Wednesday, February 29, 2012

White Beans & Cabbage

Thanks to my grandma and her wonderful cooking, I absolutely love cabbage and love finding new ways to cook with it! This is a recipe from Heidi Swanson's cookbook Super Natural Every Day. I used chickpeas but you can use whatever favorite white bean you have on hand. For leftovers, add some good quality vegetable broth to this and there you have cabbage soup! I did not use Parmesan cheese as Heidi did, simply because I did not have it available, but all you cheese lovers go right ahead. This can very easily be made as a Daniel Fast dish by not adding the cheese or butter to dish. Hope you enjoy!



Ingredients:
2 tbsp olive oil
5 medium size potatoes, scrubbed and cut into small cubes
Sea salt
1 can chickpeas, drained
1 head small green cabbage, finely shredded
2 tbsp butter or spread

Pour the olive oil in a large non-stick skillet over medium high heat.
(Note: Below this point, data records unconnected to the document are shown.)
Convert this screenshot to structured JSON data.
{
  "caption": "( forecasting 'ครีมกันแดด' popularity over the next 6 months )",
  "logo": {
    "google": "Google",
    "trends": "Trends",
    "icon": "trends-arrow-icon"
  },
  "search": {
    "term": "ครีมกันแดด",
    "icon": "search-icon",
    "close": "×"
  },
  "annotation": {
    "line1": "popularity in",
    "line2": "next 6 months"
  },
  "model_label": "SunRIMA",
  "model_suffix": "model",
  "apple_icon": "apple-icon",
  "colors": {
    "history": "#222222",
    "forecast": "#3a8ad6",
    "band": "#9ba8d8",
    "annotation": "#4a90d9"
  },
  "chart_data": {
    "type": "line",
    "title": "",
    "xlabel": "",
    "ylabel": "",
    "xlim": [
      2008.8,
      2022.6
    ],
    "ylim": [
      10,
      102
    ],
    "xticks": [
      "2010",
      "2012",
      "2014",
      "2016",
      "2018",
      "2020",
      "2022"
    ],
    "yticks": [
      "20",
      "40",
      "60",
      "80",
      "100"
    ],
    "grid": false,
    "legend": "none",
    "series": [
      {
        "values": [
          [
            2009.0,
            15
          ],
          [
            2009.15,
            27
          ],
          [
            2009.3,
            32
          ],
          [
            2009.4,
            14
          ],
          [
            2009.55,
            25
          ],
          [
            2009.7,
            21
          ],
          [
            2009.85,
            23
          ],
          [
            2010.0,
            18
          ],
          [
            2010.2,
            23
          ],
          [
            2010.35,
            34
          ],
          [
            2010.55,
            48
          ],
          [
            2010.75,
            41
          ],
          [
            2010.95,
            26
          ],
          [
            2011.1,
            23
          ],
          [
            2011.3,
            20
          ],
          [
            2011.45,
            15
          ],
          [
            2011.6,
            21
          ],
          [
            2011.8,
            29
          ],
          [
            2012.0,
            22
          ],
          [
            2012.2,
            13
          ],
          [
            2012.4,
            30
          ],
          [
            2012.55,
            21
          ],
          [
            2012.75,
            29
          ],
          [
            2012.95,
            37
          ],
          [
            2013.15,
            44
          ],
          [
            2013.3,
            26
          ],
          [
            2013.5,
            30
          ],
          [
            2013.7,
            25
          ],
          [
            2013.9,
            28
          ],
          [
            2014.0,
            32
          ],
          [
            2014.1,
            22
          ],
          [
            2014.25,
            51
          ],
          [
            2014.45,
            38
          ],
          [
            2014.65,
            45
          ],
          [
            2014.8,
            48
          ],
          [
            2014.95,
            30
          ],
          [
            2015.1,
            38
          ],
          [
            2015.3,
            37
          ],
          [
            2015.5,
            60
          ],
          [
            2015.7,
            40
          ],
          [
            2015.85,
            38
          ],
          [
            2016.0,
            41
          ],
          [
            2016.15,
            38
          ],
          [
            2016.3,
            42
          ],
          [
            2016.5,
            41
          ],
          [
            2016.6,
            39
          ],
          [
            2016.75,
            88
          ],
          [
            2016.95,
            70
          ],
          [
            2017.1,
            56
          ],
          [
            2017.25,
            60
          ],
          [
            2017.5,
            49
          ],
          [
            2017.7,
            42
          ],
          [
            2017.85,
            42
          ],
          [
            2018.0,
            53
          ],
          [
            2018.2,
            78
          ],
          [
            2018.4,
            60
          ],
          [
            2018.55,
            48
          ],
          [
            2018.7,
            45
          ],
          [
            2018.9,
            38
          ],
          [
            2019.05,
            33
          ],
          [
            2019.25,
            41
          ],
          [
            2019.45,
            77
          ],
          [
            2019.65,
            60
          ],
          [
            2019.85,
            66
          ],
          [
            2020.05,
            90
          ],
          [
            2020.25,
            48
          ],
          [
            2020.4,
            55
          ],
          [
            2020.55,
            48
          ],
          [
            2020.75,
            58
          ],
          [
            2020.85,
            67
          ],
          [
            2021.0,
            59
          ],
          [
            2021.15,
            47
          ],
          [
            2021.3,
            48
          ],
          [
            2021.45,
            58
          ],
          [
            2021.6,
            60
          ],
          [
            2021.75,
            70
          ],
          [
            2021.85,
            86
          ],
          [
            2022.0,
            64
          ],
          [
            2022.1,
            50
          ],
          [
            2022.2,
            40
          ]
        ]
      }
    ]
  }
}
Add the potatoes and a big pinch of salt. Toss, cover and cook until the potatoes are cooked through, about 5-7 minutes. Be sure to scrape the pan and toss the potatoes once or twice along the way so all sides get color. Stir in the beans and butter and cook for a couple minutes until they brown a bit, then toss again. Stir in the cabbage and cook for another 2 minutes or until the cabbage loses some structure but not too long that it's limp. Serves about 4.